Алексей Иванович Кулаков
На границе тучи ходят хмуро…
Пролог
То, что охота не задалась, стало понятно почти сразу, мелкий дождик прямо-таки шептал — спать, спать…. На следующий день ничего не изменилось, но всё же, немного подзаправившись *топливом*, несгибаемые охотники выдвинулись на поиск какой-нибудь живности. Желательно косуль — на них даже и лицензия была. Под вечер все согласны были даже и на одинокого зайца, тогда хоть было бы чем оправдать целый день бессмысленных шатаний по лесам и полям необъятной родины. Увы! Пришлось отвести душу на пустых пивных банках и берёзовых чурбачках. Точку в этих немудреных развлечениях поставила начавшаяся на закате летняя гроза — красивая, с полыханием разрядов на полнеба, громом, от которого закладывало уши, и косыми струями теплого ливня. Все охотники, весело перекрикиваясь, потрусили к палаткам, а один решил снять буйство стихий на *цифровик*, для чего немного отошёл в поле, где и принялся периодически сверкать вспышкой. Последнее, что все запомнили отчетливо — двойная вспышка со стороны одинокого силуэта, слегка размытого в водяной пыли: маленькая из рук и большая, соединившая землю и небо толстым плазменным жгутом. Потом настало время запредельного ЗВУКА, раздирающего тело и сознание.… Когда первые, кто очнулся, подбежали поближе, в поисках своего товарища, их почти сразу и дружно вывернуло — от густого запаха сгоревшего мяса. Тела никто так и не нашёл…
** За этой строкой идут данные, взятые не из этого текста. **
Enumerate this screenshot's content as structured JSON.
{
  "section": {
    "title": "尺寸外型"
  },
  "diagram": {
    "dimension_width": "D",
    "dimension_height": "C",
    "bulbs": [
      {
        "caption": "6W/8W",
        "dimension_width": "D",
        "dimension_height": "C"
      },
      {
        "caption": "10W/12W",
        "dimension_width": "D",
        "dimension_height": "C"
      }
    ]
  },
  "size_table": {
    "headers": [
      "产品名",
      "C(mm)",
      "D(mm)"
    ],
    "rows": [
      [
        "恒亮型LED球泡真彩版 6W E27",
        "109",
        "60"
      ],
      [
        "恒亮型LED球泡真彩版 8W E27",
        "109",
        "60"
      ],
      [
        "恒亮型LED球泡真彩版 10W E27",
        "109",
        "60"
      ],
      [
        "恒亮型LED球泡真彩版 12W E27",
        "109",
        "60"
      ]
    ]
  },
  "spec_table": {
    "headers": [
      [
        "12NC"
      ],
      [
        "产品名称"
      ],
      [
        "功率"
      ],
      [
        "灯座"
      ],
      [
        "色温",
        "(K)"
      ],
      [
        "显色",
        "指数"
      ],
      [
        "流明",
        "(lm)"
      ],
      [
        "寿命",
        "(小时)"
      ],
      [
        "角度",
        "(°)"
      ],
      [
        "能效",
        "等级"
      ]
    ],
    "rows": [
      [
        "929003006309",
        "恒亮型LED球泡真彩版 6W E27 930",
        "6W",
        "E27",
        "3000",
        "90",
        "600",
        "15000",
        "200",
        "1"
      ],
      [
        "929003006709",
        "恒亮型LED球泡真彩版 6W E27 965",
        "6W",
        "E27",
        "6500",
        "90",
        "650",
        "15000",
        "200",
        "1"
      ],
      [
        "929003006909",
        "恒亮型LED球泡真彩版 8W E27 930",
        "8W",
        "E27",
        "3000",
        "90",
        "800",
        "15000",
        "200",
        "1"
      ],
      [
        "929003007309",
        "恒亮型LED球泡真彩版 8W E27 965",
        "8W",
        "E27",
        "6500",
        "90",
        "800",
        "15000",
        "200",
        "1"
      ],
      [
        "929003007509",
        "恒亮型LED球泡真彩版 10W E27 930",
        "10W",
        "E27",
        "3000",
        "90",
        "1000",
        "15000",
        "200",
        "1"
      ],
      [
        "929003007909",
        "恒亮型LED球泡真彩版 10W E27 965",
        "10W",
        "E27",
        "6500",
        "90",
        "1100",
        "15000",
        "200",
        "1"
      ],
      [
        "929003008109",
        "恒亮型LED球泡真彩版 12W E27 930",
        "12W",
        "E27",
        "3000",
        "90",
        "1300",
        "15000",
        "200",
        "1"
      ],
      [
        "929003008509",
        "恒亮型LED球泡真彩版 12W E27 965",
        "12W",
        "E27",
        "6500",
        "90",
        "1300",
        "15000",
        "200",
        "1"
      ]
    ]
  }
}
Всё, что я почувствовал — как вспыхнул призрачно белый свет вокруг, и вибрацию в теле, такую, что казалось — рассыпаюсь на части. Темнота. Мягкая и обволакивающая, она стремилась растворить в себе, размывая любые мысли и желания. С невозможным равнодушием, странной безразличностью… просто ждал, но ничего не происходило. Постепенно стало проявляться окружающее — стал виден поток черного… света, и отдельные мягкие струи в нём, мерцающие во множестве разноцветные искорки, иногда опутанные завораживающим и манящим серебристо-синим туманом. Одни искорки покалывали как-то… ласково, что ли? Другие воспринимались как перекрученный клубок стальной проволоки с зазубренными концами. Сколько так продолжалось, было неизвестно, может, двигался поток, а может он в нём, понять было сложно. Постепенно внимание всё больше и больше занимала *ласковая* искра, пробуждая лёгкий интерес и вслед за ним — эмоции. Вот она вспыхнула особенно ярко и тут же затлела тускло-тускло, заслоняя собой всё остальное, незаметно вырастая в размерах, наливаясь силой, маня к себе всё ближе и ближе. Вокруг окончательно всё погасло, уступая её настойчивому свету… вспышка, и сразу вслед — тьма…
Глава 1
Боль. Она жгучим огнём разорвала покой, даря ощущение жизни. Все пять чувств корчились от неё, вымывая из разума равнодушие — по капле, струйкой, полноводной рекой.… После пришел черед Хлада, и от него трясло так, что оглушающие своей невозможностью вспышки света не сразу стали заметны, и очень не скоро стали ощущаться как… Пощёчины? С громыхающим скрежетом вернулся слух, но не зрение и из размыто-серой пелены сразу прошёлся напильником по нервам слегка *плавающий* голос:
— Юнкер? Вы меня слышите?? Гм…
— Агхкхха… Гэ а?
— О! Он пришёл в сознание, господин штабс-капитан!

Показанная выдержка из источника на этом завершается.